Usamos a primeira pessoa do plural para denotar certa impessoalidade. Percebam que acabo de fazer isso na frase anterior, com a palavra “usamos”. Quem “usamos”? Eu, Woolf e Danilo? Não. Nós, as pessoas, usamos. Eu, pessoa, me dirijo a vocês, também pessoas (suponho). Tal procedimento é bastante utilizado nos textos acadêmicos, em que certa imparcialidade é recomendada. Numa primeira impressão parece ser essa a intenção de Woolf ao usar a primeira pessoa do plural para narrar suas perambulações por Londres. Ela aparenta querer falar de todos aqueles que inventam pretextos para sair de casa à tardinha. Creio ser difícil negar que Em casa nos sentamos cercados dos objetos que expressam perpetuamente as esquisitices de nossos próprios temperamentos e reforçam as memórias da própria experiência nos traduz perfeitamente. Todos temos nossos objetos essenciais, mesmo quando seu valor para os outros é nulo. No entanto, apesar da primeira pessoa, Woolf descreve coisas muito, muito específicas.

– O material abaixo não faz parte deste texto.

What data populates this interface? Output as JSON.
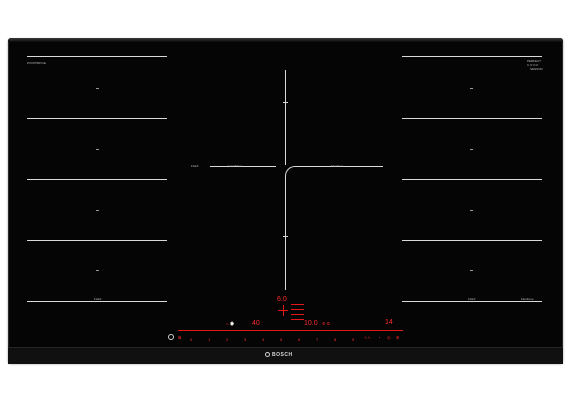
{
  "brand": {
    "logo_text": "BOSCH"
  },
  "top_left_label": "PXV975DV1E",
  "top_right_label": {
    "line1": "PERFECT",
    "line2": "C O O K",
    "line3": "SENSOR"
  },
  "zone_labels": {
    "left_flex": "FLEX",
    "center_left": "powerMove",
    "center_right": "FlexZone",
    "bottom_left": "FLEX",
    "bottom_right_flex": "FLEX",
    "bottom_right_zone": "FlexZone"
  },
  "display": {
    "center_top_value": "6.0",
    "left_value": "40",
    "middle_value": "10.0",
    "right_value": "14"
  },
  "control_numbers": [
    "0",
    "1",
    "2",
    "3",
    "4",
    "5",
    "6",
    "7",
    "8",
    "9"
  ],
  "colors": {
    "glass": "#050505",
    "lines": "#d9d9d9",
    "display_red": "#ff2b2b"
  }
}
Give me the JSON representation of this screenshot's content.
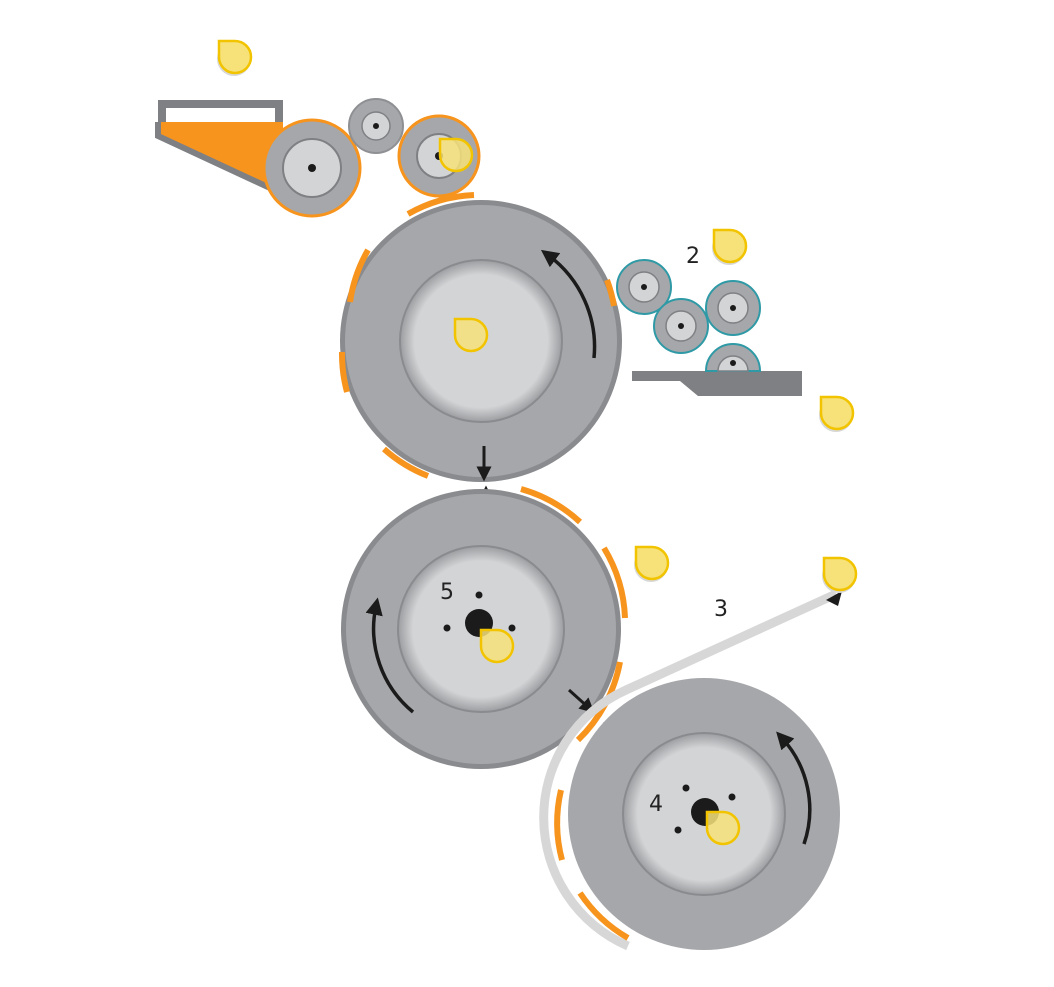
{
  "diagram": {
    "labels": {
      "station_2": "2",
      "web_3": "3",
      "drum_4": "4",
      "drum_5": "5"
    },
    "colors": {
      "roller_gray": "#a6a7aa",
      "inner_gray": "#d3d4d6",
      "outline_gray": "#7f8083",
      "orange": "#f7941d",
      "teal": "#2f9aa6",
      "arrow": "#1b1b1b",
      "hotspot_fill": "#f7e27a",
      "hotspot_ring": "#f2c400",
      "web": "#d7d7d7"
    },
    "hotspot_count": 10,
    "icons": [
      "hotspot-marker-icon",
      "rotation-arrow-icon",
      "nip-arrow-icon"
    ]
  }
}
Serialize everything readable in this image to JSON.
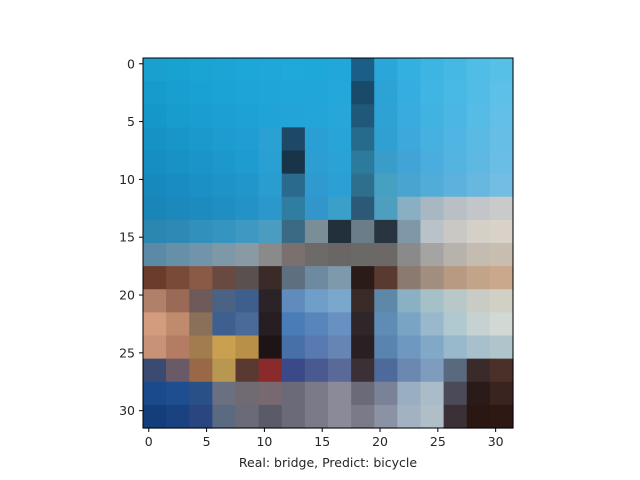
{
  "chart_data": {
    "type": "heatmap",
    "image_shape": [
      32,
      32
    ],
    "description_grid_size": 16,
    "x_ticks": [
      0,
      5,
      10,
      15,
      20,
      25,
      30
    ],
    "y_ticks": [
      0,
      5,
      10,
      15,
      20,
      25,
      30
    ],
    "xlabel": "Real: bridge, Predict: bicycle",
    "xlim": [
      -0.5,
      31.5
    ],
    "ylim": [
      31.5,
      -0.5
    ],
    "cmap_note": "RGB image, 16x16 coarse approximation of 32x32 pixels",
    "pixels": [
      [
        "#19a0cf",
        "#17a2d2",
        "#19a4d4",
        "#1ca4d6",
        "#1da6d8",
        "#1fa6da",
        "#1fa8da",
        "#1ea8da",
        "#22a7da",
        "#1c5f86",
        "#2aa6d8",
        "#33b0e0",
        "#3db5e2",
        "#45b9e4",
        "#50bde6",
        "#57c0e7"
      ],
      [
        "#169bcc",
        "#189ed0",
        "#1aa1d3",
        "#1ca3d5",
        "#1ea4d7",
        "#20a5d9",
        "#21a6d9",
        "#22a6da",
        "#24a7da",
        "#1a4a6a",
        "#2ca3d4",
        "#36ade0",
        "#40b4e2",
        "#49b8e4",
        "#52bce6",
        "#5cc0e8"
      ],
      [
        "#1697c9",
        "#189bcd",
        "#1a9ed1",
        "#1ca0d3",
        "#1ea2d5",
        "#20a3d7",
        "#22a4d8",
        "#24a5d9",
        "#26a6d9",
        "#1f5878",
        "#2ea2d3",
        "#3aabde",
        "#42b2e1",
        "#4cb6e3",
        "#56bbe5",
        "#62bfe7"
      ],
      [
        "#1692c5",
        "#1896ca",
        "#1a99cd",
        "#1c9cd0",
        "#1e9ed2",
        "#2aa0d3",
        "#1d4966",
        "#2a9fd4",
        "#28a4d8",
        "#266a8c",
        "#309fd1",
        "#3ca8dc",
        "#46b0e0",
        "#50b5e2",
        "#5abae4",
        "#66bee6"
      ],
      [
        "#168ec1",
        "#1891c5",
        "#1a95ca",
        "#1c98cd",
        "#1e9bd0",
        "#28a0d2",
        "#173448",
        "#2c9ed2",
        "#2aa2d6",
        "#2c7a9c",
        "#3a9cc8",
        "#42a4d6",
        "#4aaddd",
        "#54b3e0",
        "#5fb8e2",
        "#6abde4"
      ],
      [
        "#1789bd",
        "#198cc1",
        "#1b90c5",
        "#1d93c8",
        "#2096cb",
        "#2a9ccf",
        "#2a6a8c",
        "#2e9ad0",
        "#2c9fd4",
        "#2f6f8e",
        "#46a0c2",
        "#4aa4d0",
        "#52acd8",
        "#5cb2dc",
        "#67b7df",
        "#72bde2"
      ],
      [
        "#1a85b8",
        "#1c88bc",
        "#1e8bbf",
        "#218ec3",
        "#2392c6",
        "#2b98cb",
        "#2f7da0",
        "#3296cb",
        "#3a9fc9",
        "#2b5976",
        "#4e9ec0",
        "#88b0c2",
        "#a8b8c2",
        "#b8c0c6",
        "#c2c6c8",
        "#c8cbca"
      ],
      [
        "#2b86b0",
        "#2e8ab4",
        "#3290bc",
        "#3694c0",
        "#3e98c2",
        "#4a9cc0",
        "#3a6a84",
        "#7a8e98",
        "#22303c",
        "#6a7d88",
        "#283440",
        "#7f98a8",
        "#b8c2c8",
        "#cac8c4",
        "#d4d0c8",
        "#d8d2c8"
      ],
      [
        "#5a8aa6",
        "#6590a8",
        "#7294aa",
        "#7e98a8",
        "#8a9aa4",
        "#8a8a8a",
        "#7a7070",
        "#6f6a6a",
        "#6a6666",
        "#6b6868",
        "#6c6868",
        "#8a8a8a",
        "#a6a4a2",
        "#b6b2ac",
        "#c4bcb0",
        "#c8beb0"
      ],
      [
        "#6b3b2c",
        "#7a4a38",
        "#8a5a46",
        "#6a4a40",
        "#5a5050",
        "#3a2a28",
        "#5e6f80",
        "#6e8aa0",
        "#7e98ac",
        "#2a1a18",
        "#5a3a30",
        "#8a7a70",
        "#a28e7e",
        "#b89a82",
        "#c2a488",
        "#caa88c"
      ],
      [
        "#b08068",
        "#9a6a56",
        "#6e5a58",
        "#4a6284",
        "#3e5e8c",
        "#2a2428",
        "#5f8cbc",
        "#6f9fc8",
        "#7aa8cc",
        "#3a2a28",
        "#5e88a8",
        "#8ab0c4",
        "#a6c0c8",
        "#b8c8c8",
        "#c8ccc4",
        "#d0d0c4"
      ],
      [
        "#d49c7e",
        "#c08a6c",
        "#8a7058",
        "#3e6090",
        "#4a6a9a",
        "#261e22",
        "#4a7cb8",
        "#5886bc",
        "#6890c0",
        "#2e2628",
        "#5e8cb4",
        "#7aa4c4",
        "#9ab8cc",
        "#b0c8d0",
        "#c6d2d2",
        "#d2d8d4"
      ],
      [
        "#c89276",
        "#b47c62",
        "#a07c4e",
        "#c8a050",
        "#b89048",
        "#1e1416",
        "#4870a8",
        "#587ab0",
        "#6684b4",
        "#2a2024",
        "#5a84b0",
        "#6e98c0",
        "#82a8c8",
        "#98b8cc",
        "#a8c0cc",
        "#b0c4cc"
      ],
      [
        "#3a4a70",
        "#6a5a68",
        "#9a6846",
        "#b89850",
        "#5a3a30",
        "#8a2a2a",
        "#3a4a88",
        "#4a5a90",
        "#5a6a98",
        "#3a3036",
        "#4e6a9a",
        "#6a88b0",
        "#7e9cbe",
        "#5a6a7e",
        "#3a2a2a",
        "#4a3028"
      ],
      [
        "#1a4a8a",
        "#1e4e90",
        "#2a5088",
        "#6a7080",
        "#706a72",
        "#786870",
        "#6a6a78",
        "#7a7a88",
        "#8a8a98",
        "#6a6a78",
        "#7a8298",
        "#9aaec2",
        "#aabcc8",
        "#4a4a58",
        "#2a1a18",
        "#3a2420"
      ],
      [
        "#143e7a",
        "#1a4280",
        "#2a4680",
        "#5a6a80",
        "#6a6a78",
        "#5a5a68",
        "#6a6a78",
        "#7a7a88",
        "#8a8a98",
        "#7a7a88",
        "#8a92a4",
        "#a2b2c2",
        "#b0bec8",
        "#3a3036",
        "#2a1612",
        "#2e1814"
      ]
    ]
  }
}
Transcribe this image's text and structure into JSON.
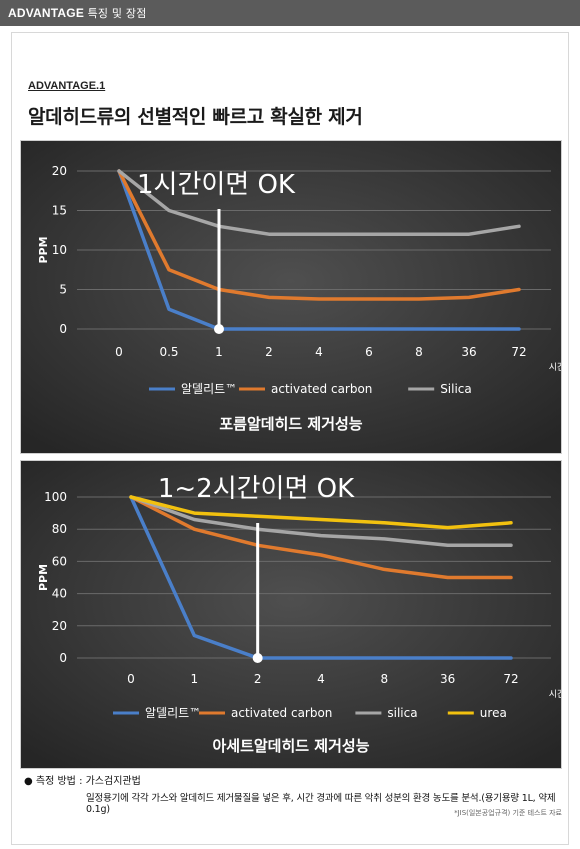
{
  "header": {
    "brand": "ADVANTAGE",
    "subtitle": "특징 및 장점"
  },
  "section": {
    "label": "ADVANTAGE.1",
    "headline": "알데히드류의 선별적인 빠르고 확실한 제거"
  },
  "colors": {
    "series1": "#4a7fc9",
    "series2": "#e07a2e",
    "series3": "#a6a6a6",
    "series4": "#f2c10f"
  },
  "chart_data": [
    {
      "type": "line",
      "title": "포름알데히드 제거성능",
      "annotation": "1시간이면 OK",
      "marker_category": "1",
      "ylabel": "PPM",
      "xlabel": "시간",
      "categories": [
        "0",
        "0.5",
        "1",
        "2",
        "4",
        "6",
        "8",
        "36",
        "72"
      ],
      "ylim": [
        0,
        20
      ],
      "yticks": [
        0,
        5,
        10,
        15,
        20
      ],
      "grid": true,
      "legend": "bottom",
      "series": [
        {
          "name": "알델리트™",
          "values": [
            20,
            2.5,
            0,
            0,
            0,
            0,
            0,
            0,
            0
          ]
        },
        {
          "name": "activated carbon",
          "values": [
            20,
            7.5,
            5,
            4,
            3.8,
            3.8,
            3.8,
            4,
            5
          ]
        },
        {
          "name": "Silica",
          "values": [
            20,
            15,
            13,
            12,
            12,
            12,
            12,
            12,
            13
          ]
        }
      ]
    },
    {
      "type": "line",
      "title": "아세트알데히드 제거성능",
      "annotation": "1~2시간이면 OK",
      "marker_category": "2",
      "ylabel": "PPM",
      "xlabel": "시간",
      "categories": [
        "0",
        "1",
        "2",
        "4",
        "8",
        "36",
        "72"
      ],
      "ylim": [
        0,
        100
      ],
      "yticks": [
        0,
        20,
        40,
        60,
        80,
        100
      ],
      "grid": true,
      "legend": "bottom",
      "series": [
        {
          "name": "알델리트™",
          "values": [
            100,
            14,
            0,
            0,
            0,
            0,
            0
          ]
        },
        {
          "name": "activated carbon",
          "values": [
            100,
            80,
            70,
            64,
            55,
            50,
            50
          ]
        },
        {
          "name": "silica",
          "values": [
            100,
            86,
            80,
            76,
            74,
            70,
            70
          ]
        },
        {
          "name": "urea",
          "values": [
            100,
            90,
            88,
            86,
            84,
            81,
            84
          ]
        }
      ]
    }
  ],
  "notes": {
    "method": "측정 방법 : 가스검지관법",
    "detail": "일정용기에 각각 가스와 알데히드 제거물질을 넣은 후, 시간 경과에 따른 악취 성분의 환경 농도를 분석.(용기용량 1L, 약제 0.1g)",
    "source": "*JIS(일본공업규격) 기준 테스트 자료"
  }
}
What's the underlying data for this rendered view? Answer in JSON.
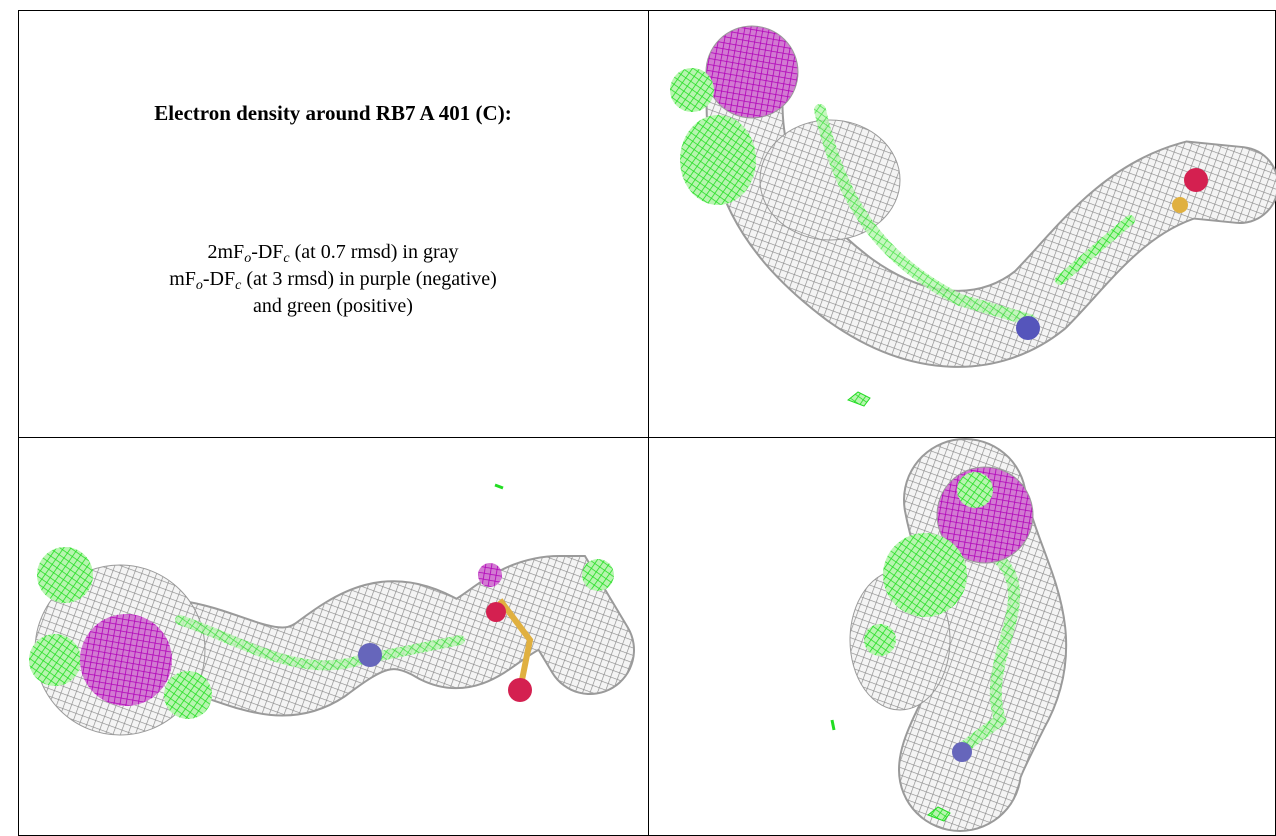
{
  "caption": {
    "title": "Electron density around RB7 A 401 (C):",
    "lines": [
      [
        "2mF",
        "o",
        "-DF",
        "c",
        " (at 0.7 rmsd) in gray"
      ],
      [
        "mF",
        "o",
        "-DF",
        "c",
        " (at 3 rmsd) in purple (negative)"
      ],
      [
        "and green (positive)"
      ]
    ]
  }
}
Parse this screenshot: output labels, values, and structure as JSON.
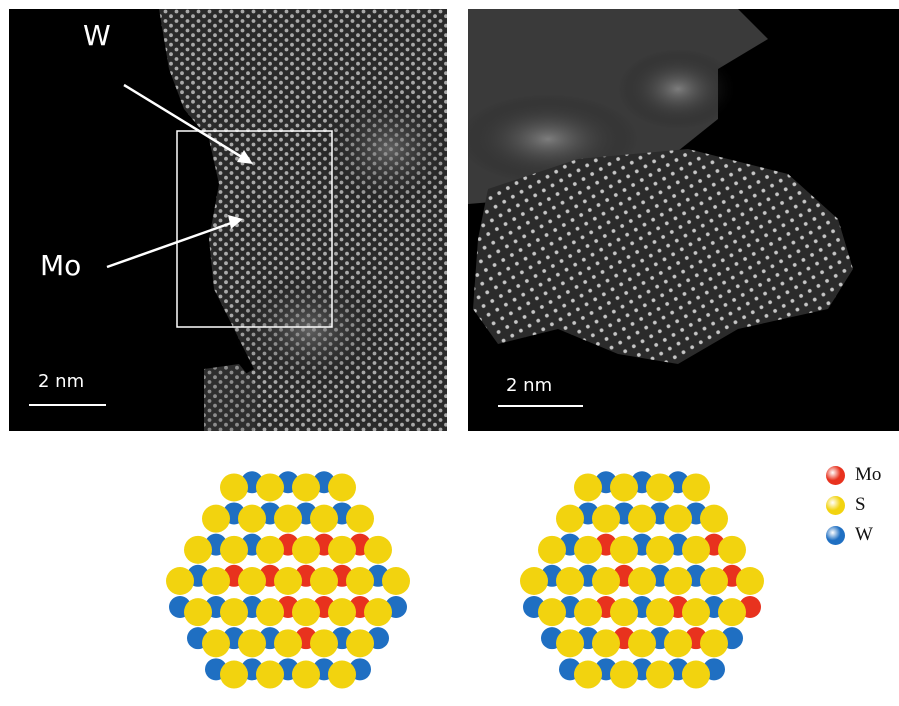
{
  "figure": {
    "panel_a": {
      "annotations": [
        "W",
        "Mo"
      ],
      "scale_bar": "2 nm"
    },
    "panel_b": {
      "scale_bar": "2 nm"
    }
  },
  "legend": [
    {
      "label": "Mo",
      "color": "#e8321e"
    },
    {
      "label": "S",
      "color": "#f2d30f"
    },
    {
      "label": "W",
      "color": "#1f6fc2"
    }
  ],
  "colors": {
    "mo": "#e8321e",
    "s": "#f2d30f",
    "w": "#1f6fc2"
  }
}
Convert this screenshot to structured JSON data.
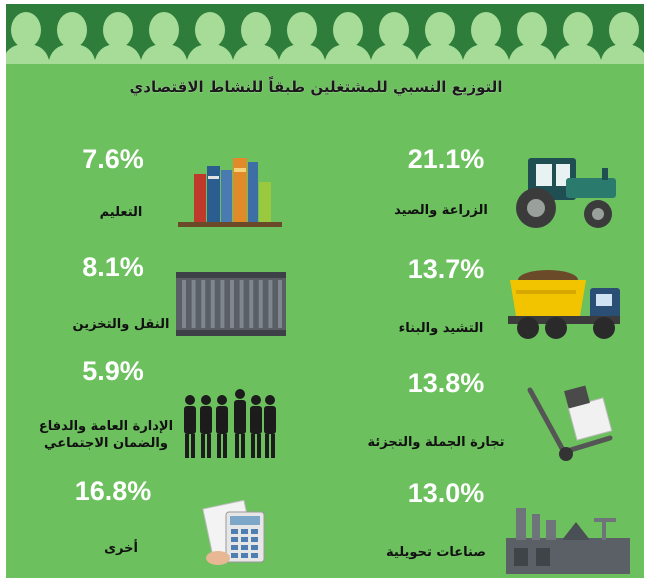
{
  "title": "التوزيع النسبي للمشتغلين طبقاً للنشاط الاقتصادي",
  "colors": {
    "background": "#6cc05e",
    "banner": "#2e7d3a",
    "silhouette": "#a6dc98",
    "value_text": "#ffffff",
    "label_text": "#111111"
  },
  "chart_data": {
    "type": "infographic",
    "title": "التوزيع النسبي للمشتغلين طبقاً للنشاط الاقتصادي",
    "unit": "%",
    "items": [
      {
        "label": "الزراعة والصيد",
        "value": 21.1,
        "display": "21.1%",
        "icon": "tractor-icon"
      },
      {
        "label": "التعليم",
        "value": 7.6,
        "display": "7.6%",
        "icon": "books-icon"
      },
      {
        "label": "التشيد والبناء",
        "value": 13.7,
        "display": "13.7%",
        "icon": "dump-truck-icon"
      },
      {
        "label": "النقل والتخزين",
        "value": 8.1,
        "display": "8.1%",
        "icon": "shipping-container-icon"
      },
      {
        "label": "تجارة الجملة والتجزئة",
        "value": 13.8,
        "display": "13.8%",
        "icon": "hand-truck-icon"
      },
      {
        "label_line1": "الإدارة العامة والدفاع",
        "label_line2": "والضمان الاجتماعي",
        "label": "الإدارة العامة والدفاع والضمان الاجتماعي",
        "value": 5.9,
        "display": "5.9%",
        "icon": "business-people-icon"
      },
      {
        "label": "صناعات تحويلية",
        "value": 13.0,
        "display": "13.0%",
        "icon": "factory-icon"
      },
      {
        "label": "أخرى",
        "value": 16.8,
        "display": "16.8%",
        "icon": "calculator-icon"
      }
    ]
  }
}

Uma tigela comprada em Mântua, no trecho, e depois uma anã que experimenta sapatos, uma corcunda na sarjeta, um alfarrábio de livros esquecidos. Ela não fala pelas Pessoas. Seu plural me parece mais uma maneira de falar de si mesma com algum distanciamento. Notem, por fim, que quando o “nós” é realmente plural – Woolf e outrem – ele se transforma em “todos nós”, o porteiro teve uma briga tão feia com a mulher que todos nós nos debruçamos sobre o pátio para olhar.

Butantã

Há poucas semanas fui obrigado a fazer duas mudanças: de moradia e da minha noção de essencial. Antes, essencial era apenas o singular, os objetos particulares sem os quais não nos reconhecemos como indivíduos. Cartas enrugadas por lágrimas, um poderoso imã ganhado na infância, os sapatos que estraguei ao subir uma montanha de lama e neve, uma rolha de vinho do porto, uma camisa com listras de cobra coral, minhas publicações impressas, e livros, muitos livros, a poesia completa de Eliot, Sodoma e Gomorra de Proust, os ensaios de Thomas de Quincey ou o Ex Libris, de Anne Fadiman, o livro mais saboroso que existe. Então me mudei para um quarto mobiliado sem nenhum utensílio e vi a importância dos objetos ordinários, aos quais não damos nenhuma atenção. Experimente se barbear sem um espelho, tente passar manteiga numa torrada sem uma faca. Agora quanto mais ordinário mais me parece essencial. Saint-Exupéry estava errado ao afirmar que o essencial era invisível aos olhos; não apenas podemos vê-lo, como também manuseá-lo.